Ayden resta sidéré un long moment, observant l'animal sous toutes ses coutures. Il déglutit quand la chose fit un nouveau pas en avant, mais alors qu'il reculait, un frisson traversa son échine quand son dos percuta les briques froides d'un mur. Il était coincé et l'étrange bête continuait sa route nonchalante vers lui, son pas claudiquant faisant trembler les énormes membranes fripées qui pendaient de son dos. Elle arriva rapidement à ses pieds, les prunelles grandes ouvertes vers lui, comme si elle attendait quelque chose qu'il ne comprenait pas. Il demeura alors médusé, à réfléchir à ce qu'il se passait devant lui. C'était incompréhensible, elle n'avait jamais fait ça avant. C'était comme dans ses rêves : elle ne faisait rien, seulement qu'observer... mais ici, c'était la réalité. Si elle se décidait de devenir agressive, il ne donnait pas cher de sa peau. Mais elle était si petite...

Cherchant un moyen de se dépêtrer de sa situation, il se souvint du morceau de viande qu'il avait entré les mains. Ses lèvres se pincèrent alors qu'il pesait le pour et le contre de ce qu'il s'apprêtait à faire. Après un moment d'hésitation bien trop long, il posa la nourriture dans le creux de sa main et la tendit, tremblante.

— Prend ça et va-t'en!, aboya-t-il en détournant le regard, faisant tomber ses boucles sombres en guise de maigre protection.

La chose fixa sa main tendue sans ciller des paupières, mettant Ayden extrêmement mal à l'aise. C'était si elle allait le mordre au moment où il s'y attendait le moins. Les yeux mi-clos, il gardait un œil inquiet sur le côté, craignant la réaction de la créature. Il se sentit être pris d'un spasme nerveux en sentant ses naseaux renâcler un air tiède sur ses phalanges tremblantes, puis il retint une respiration écourtée quand la peau glaciale et lisse de l'animal vint glisser le long de sa paume pour saisir le morceau de viande. Malgré son aspect luisant et trempé comme celui d'un batracien, le cuir était totalement sec. Il était juste... glacé, comme la mort. Comme une pierre tombale qui semblait aspirer toute sa chaleur.

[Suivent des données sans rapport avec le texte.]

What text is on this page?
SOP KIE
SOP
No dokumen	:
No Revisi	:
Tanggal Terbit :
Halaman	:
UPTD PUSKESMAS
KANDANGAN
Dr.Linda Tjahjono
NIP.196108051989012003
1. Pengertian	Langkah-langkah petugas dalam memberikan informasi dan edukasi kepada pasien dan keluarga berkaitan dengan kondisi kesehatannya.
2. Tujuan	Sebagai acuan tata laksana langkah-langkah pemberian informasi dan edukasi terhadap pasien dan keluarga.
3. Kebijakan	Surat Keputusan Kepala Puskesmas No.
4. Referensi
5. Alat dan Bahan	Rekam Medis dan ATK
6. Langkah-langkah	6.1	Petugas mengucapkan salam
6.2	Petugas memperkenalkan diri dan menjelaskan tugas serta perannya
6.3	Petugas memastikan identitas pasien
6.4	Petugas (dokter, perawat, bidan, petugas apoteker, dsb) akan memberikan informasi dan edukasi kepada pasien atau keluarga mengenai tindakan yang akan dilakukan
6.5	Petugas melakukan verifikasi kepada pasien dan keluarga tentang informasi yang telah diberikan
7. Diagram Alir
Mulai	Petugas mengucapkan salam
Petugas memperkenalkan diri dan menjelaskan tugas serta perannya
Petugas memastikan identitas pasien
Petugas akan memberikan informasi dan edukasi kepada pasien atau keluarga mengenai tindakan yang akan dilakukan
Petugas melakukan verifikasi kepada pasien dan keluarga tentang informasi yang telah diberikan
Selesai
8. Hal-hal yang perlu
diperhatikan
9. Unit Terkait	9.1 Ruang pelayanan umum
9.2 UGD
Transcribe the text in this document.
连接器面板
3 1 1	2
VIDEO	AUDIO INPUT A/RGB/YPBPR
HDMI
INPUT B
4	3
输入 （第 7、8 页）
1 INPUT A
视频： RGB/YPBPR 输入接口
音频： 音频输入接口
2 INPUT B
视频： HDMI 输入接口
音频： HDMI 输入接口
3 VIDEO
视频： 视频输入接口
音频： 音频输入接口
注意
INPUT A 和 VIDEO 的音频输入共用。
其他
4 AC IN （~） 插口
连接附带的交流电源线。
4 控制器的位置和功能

Malgré tous ses efforts, Ayden n'osait pas bouger sa main, comme totalement gelée. Il savait qu'il était terrifié par la créature, pourtant si frêle entre ses doigts. Il n'avait pourtant qu'à la saisir par le cou et à serrer la poigne assez fort pour lui arracher la vie. Mais il n'y arrivait pas. Il était gonflé de pitié en voyant un être si fragile, qui semblait pouvoir se briser au moindre choc. Comment une telle chose pouvait-elle être une de ces terrifiantes créatures que toutes les cités redoutaient d'observer dans le ciel? Comment une si petite chose pouvait-elle être capable de faire du mal à qui que ce soit? Comment un si modeste animal pouvait-il mettre en danger l'humanité entière par la seule force de son regard corrompu?

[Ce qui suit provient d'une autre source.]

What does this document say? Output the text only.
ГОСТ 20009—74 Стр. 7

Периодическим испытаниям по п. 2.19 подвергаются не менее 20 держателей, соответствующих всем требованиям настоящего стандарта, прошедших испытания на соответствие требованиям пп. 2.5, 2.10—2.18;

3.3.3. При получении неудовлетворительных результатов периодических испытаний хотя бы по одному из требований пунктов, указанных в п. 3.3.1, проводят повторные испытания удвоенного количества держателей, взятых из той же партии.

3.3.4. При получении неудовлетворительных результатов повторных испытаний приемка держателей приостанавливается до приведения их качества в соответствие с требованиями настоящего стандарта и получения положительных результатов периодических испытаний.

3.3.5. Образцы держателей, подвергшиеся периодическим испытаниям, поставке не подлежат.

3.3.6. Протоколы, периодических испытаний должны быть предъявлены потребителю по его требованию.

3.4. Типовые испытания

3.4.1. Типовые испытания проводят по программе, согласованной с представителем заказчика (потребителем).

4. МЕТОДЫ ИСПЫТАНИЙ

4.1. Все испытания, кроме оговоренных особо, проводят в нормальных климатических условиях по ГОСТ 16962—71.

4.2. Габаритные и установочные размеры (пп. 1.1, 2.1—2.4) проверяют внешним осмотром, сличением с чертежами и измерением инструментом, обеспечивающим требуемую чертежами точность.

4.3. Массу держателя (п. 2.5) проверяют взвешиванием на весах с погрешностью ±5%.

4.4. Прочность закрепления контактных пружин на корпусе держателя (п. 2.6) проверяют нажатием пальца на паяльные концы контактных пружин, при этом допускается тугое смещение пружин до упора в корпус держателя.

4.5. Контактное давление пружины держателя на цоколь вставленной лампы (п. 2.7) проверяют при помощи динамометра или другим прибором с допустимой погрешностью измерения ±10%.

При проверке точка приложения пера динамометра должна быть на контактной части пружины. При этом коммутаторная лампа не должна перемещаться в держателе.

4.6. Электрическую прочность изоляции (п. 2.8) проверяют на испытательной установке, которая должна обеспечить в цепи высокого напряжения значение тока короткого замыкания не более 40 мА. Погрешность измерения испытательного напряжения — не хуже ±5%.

Il l'ignorait. Et il détestait ne pas savoir.

Le reptile finit sa pitance et leva les yeux vers lui, poussant un étrange vrombissement qui fit trembler les collerettes de sa mâchoire et de sa gorge pâle. La dorure de son iris sembla lentement être remplacée par un océan de bleu froid, comme prise d'une vie propre qui fit frissonner Ayden. Il tenta de lui rendre un sourire nerveux, mais son sang ne fit qu'un tour quand il vit l'animal tenter de hisser son corps entier dans le creux de sa paume, ses griffes trop minces tentant de s'agripper à la peau de son poignet. Il siffla en sentant les serres titiller les vestiges encore rosâtres de sa blessure à l'avant-bras.

— Ne me touche pas!

La peur agissant pour lui, il leva son bras et asséna un coup dans le flanc du dragonnet, assez fort pour le déloger et le faire glapir de surprise. Visiblement sonné, le reptile détala sans demander son reste, poussant des cris alarmés qui firent trépigner Yu. Ayden resta figé un instant par l'incrédulité, avant que les hennissements inquiets de la jument ne le sortent de sa transe. Levant sa main glacée, ses lèvres se pincèrent de dégoût en voyant la peau recouverte de salive et de terre.

Il devait vite se laver, il se sentait sali.